Mark Ruskell, the party’s environment spokesman, said he has had “constructive negotiations” already with police and

councils about the proposal. He added: “We are now at a tipping point, where around the world the benefits of reducing traffic speed is seen as an essential tool to make communities safer, healthier and greener.

“Scotland has the chance to make 20mph speed limits the default rule rather than

the exception in urban areas, building on the success of widespread roll outs in

Edinburgh, Fife and Clackmannanshire.”

The controversial 20mph speed limit in Edinburgh has been credited with lowering the number of casualties in the city by nearly one-quarter.

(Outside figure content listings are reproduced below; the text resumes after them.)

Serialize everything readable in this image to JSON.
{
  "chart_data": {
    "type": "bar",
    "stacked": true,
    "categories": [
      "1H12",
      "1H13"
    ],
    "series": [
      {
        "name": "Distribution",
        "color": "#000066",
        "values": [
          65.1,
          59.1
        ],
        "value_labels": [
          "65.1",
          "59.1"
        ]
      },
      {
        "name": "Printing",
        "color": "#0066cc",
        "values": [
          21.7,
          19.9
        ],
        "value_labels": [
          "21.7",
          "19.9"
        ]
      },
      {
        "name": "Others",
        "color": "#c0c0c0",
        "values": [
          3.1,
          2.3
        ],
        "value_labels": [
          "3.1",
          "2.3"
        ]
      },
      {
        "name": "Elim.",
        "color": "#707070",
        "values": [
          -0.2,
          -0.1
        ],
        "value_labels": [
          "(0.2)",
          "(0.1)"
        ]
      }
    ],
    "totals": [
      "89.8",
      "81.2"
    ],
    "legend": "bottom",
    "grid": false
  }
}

There were 24 per cent fewer casualties between October and December last year, dropping from 1,067 to 809 compared to the same period in 2016. Nearly one-third fewer people are also being killed or seriously injured. There were 103 fatal or serious casualties between October and December, compared to 147 in 2016.

The OECD report stated: “Where motorised vehicles and vulnerable road users share the same space, such as in residential areas, 30kmh is the recommended maximum.”

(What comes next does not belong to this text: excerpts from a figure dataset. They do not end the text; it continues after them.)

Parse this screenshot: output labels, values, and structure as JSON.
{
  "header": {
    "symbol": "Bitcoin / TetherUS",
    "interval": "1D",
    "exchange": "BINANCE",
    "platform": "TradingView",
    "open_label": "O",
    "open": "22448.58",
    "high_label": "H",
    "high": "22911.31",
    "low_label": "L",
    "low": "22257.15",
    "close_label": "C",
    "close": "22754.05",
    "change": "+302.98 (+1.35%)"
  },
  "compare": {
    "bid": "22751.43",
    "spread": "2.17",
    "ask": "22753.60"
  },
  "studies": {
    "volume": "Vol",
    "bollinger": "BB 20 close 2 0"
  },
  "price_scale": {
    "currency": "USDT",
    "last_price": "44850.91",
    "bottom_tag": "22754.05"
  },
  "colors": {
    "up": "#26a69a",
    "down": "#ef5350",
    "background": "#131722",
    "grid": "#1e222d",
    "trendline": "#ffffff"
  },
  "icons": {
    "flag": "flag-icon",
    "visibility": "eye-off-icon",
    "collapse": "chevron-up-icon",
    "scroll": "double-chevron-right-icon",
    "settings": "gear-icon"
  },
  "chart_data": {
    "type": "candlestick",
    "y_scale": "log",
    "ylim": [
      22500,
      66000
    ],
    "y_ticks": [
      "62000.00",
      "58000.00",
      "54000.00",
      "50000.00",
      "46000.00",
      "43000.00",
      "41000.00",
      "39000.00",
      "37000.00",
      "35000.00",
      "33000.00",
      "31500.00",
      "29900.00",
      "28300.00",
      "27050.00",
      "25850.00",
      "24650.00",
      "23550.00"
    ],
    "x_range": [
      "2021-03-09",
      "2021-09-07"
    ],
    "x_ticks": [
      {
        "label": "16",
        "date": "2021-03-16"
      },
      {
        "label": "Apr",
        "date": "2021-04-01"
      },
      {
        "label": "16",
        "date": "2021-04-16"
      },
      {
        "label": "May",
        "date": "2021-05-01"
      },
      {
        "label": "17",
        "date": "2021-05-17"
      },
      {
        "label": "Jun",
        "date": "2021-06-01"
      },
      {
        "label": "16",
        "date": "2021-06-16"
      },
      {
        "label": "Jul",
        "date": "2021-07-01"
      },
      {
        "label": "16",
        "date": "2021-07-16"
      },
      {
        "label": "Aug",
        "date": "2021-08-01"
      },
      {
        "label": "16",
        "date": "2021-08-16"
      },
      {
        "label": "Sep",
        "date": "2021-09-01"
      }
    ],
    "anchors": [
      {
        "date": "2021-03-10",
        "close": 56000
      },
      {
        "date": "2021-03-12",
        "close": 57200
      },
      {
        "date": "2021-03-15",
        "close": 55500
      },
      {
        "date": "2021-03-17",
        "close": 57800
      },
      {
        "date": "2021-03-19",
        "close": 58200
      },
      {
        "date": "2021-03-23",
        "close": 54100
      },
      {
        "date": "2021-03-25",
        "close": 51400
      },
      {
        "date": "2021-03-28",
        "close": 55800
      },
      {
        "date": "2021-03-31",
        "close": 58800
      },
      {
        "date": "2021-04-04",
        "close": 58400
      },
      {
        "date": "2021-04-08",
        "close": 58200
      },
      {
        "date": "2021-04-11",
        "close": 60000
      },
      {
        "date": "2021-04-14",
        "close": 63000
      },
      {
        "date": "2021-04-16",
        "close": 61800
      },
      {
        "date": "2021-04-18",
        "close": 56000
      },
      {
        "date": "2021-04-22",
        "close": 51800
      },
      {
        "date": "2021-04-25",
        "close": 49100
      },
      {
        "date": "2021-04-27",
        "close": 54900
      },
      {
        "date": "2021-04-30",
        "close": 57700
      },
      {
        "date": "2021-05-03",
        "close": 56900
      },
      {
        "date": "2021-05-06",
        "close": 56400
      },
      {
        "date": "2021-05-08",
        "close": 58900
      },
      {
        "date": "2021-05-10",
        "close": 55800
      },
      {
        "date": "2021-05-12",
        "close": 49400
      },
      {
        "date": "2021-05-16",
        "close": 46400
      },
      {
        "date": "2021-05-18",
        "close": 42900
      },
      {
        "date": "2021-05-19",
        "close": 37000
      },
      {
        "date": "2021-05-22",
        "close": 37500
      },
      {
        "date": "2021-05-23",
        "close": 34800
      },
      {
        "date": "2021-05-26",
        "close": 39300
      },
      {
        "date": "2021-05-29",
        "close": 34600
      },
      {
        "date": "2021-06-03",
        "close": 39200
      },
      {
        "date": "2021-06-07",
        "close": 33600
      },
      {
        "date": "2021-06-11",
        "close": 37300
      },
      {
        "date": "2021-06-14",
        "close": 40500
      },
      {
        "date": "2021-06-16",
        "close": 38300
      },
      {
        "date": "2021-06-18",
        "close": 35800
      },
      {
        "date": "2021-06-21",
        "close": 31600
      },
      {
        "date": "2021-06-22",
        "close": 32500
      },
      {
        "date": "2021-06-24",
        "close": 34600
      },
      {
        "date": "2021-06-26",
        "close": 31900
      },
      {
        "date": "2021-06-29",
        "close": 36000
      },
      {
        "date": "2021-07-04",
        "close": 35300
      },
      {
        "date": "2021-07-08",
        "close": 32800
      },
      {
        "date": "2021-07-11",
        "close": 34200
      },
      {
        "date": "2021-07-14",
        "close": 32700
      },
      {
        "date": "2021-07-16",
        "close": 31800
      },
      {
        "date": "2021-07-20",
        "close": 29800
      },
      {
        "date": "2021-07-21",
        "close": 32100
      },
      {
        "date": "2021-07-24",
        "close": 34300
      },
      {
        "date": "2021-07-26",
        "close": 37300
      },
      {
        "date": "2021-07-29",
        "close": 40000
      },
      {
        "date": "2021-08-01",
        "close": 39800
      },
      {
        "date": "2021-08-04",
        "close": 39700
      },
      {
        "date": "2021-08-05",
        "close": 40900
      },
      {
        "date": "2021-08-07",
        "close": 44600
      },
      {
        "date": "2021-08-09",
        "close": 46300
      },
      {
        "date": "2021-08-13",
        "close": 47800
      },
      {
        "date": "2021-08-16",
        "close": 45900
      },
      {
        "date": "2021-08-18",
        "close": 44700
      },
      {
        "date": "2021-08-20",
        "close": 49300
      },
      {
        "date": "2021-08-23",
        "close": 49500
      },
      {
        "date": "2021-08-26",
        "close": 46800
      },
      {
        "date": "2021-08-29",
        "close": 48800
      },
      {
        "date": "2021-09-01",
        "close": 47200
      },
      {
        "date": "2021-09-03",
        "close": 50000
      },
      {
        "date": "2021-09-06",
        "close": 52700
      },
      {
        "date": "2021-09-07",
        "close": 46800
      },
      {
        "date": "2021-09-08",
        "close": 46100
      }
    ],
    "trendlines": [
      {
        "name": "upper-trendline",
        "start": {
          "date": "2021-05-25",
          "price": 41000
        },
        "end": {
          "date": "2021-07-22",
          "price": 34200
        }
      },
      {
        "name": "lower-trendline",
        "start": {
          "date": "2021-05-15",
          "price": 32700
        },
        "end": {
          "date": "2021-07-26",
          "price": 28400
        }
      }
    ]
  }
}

It added: “Research has indicated that

the death risk is about four to five times higher in collisions between a car and a pedestrian/road worker on foot at 50kmh (30mph) compared to the same type of

collisions at 30kmh (20mph). Considering this, there is a strong recommendation to reduce speed in urban areas.

“To reduce road trauma (ie fatalities and injuries), governments need to take actions to reduce the speed on our roads and also to reduce differences in speed.

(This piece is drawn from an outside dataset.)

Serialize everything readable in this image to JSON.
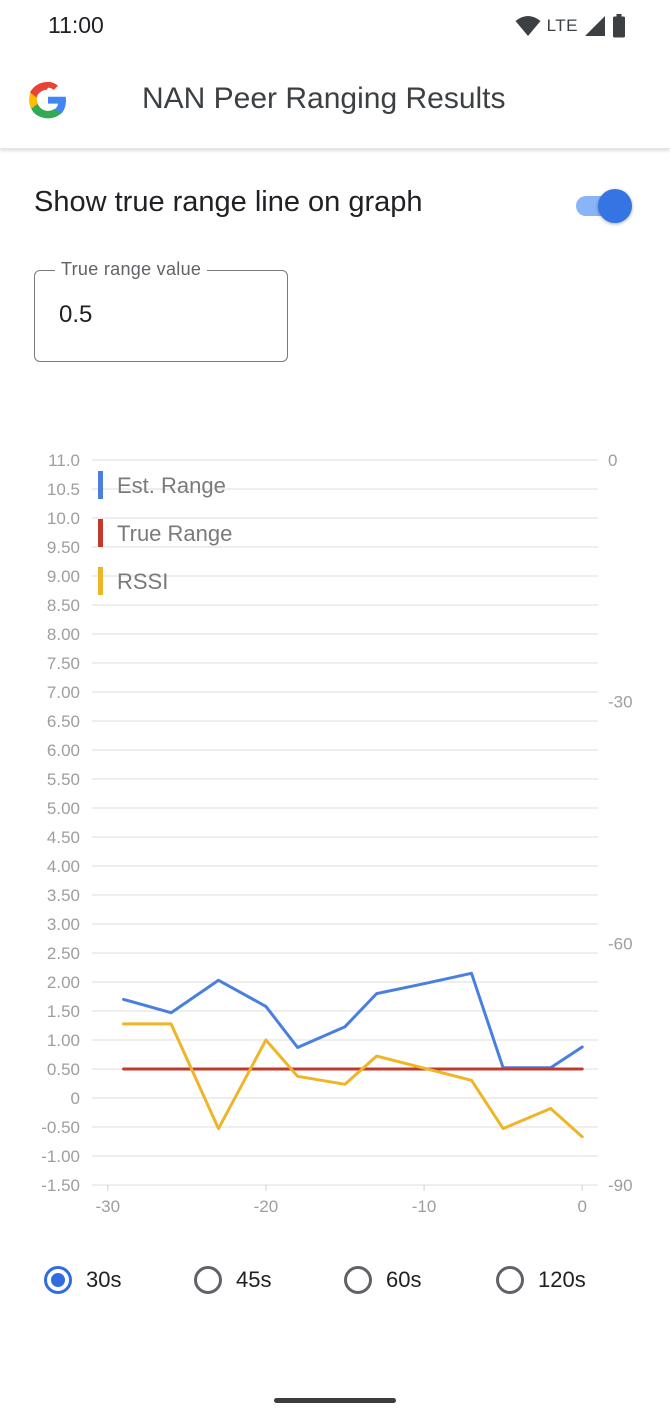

“As individuals, the risks for a severe crash might seem small, but from a societal point of view, there are substantial safety gains when the mean speeds and speed differences on the roads are reduced.”

The OECD joins international bodies such as the World Health Organisation, Global Network for Road Safety Legislators and the International Road Assessment Programme (iRAP) which have already called for a wider rollout of 20mph roads. It cites 30kmh as the developing international standard, citing the Netherlands where 70% of urban roads have a 30kmh limit.

Rod King, campaign director for 20’s Plenty for Us, said: “This is yet another report coming to the firm conclusion that 20 is plenty where people live, work, play, shop and learn.

“Other countries have adopted a near universal 30km/h limit for urban and residential streets. More than 25% of the UK live in authorities who have also set 20mph as the right urban limit. Nearly half (44%) of Londoners are now living in 20mph streets.

“The Scottish Parliament is considering a bill to make 20mph the limit (with exceptions) for built up roads.

“It’s time to end the postcode lottery on pedestrian/cycling safety and general well-being in our residential and urban places by setting a 20mph default limit for built-up roads across the UK.”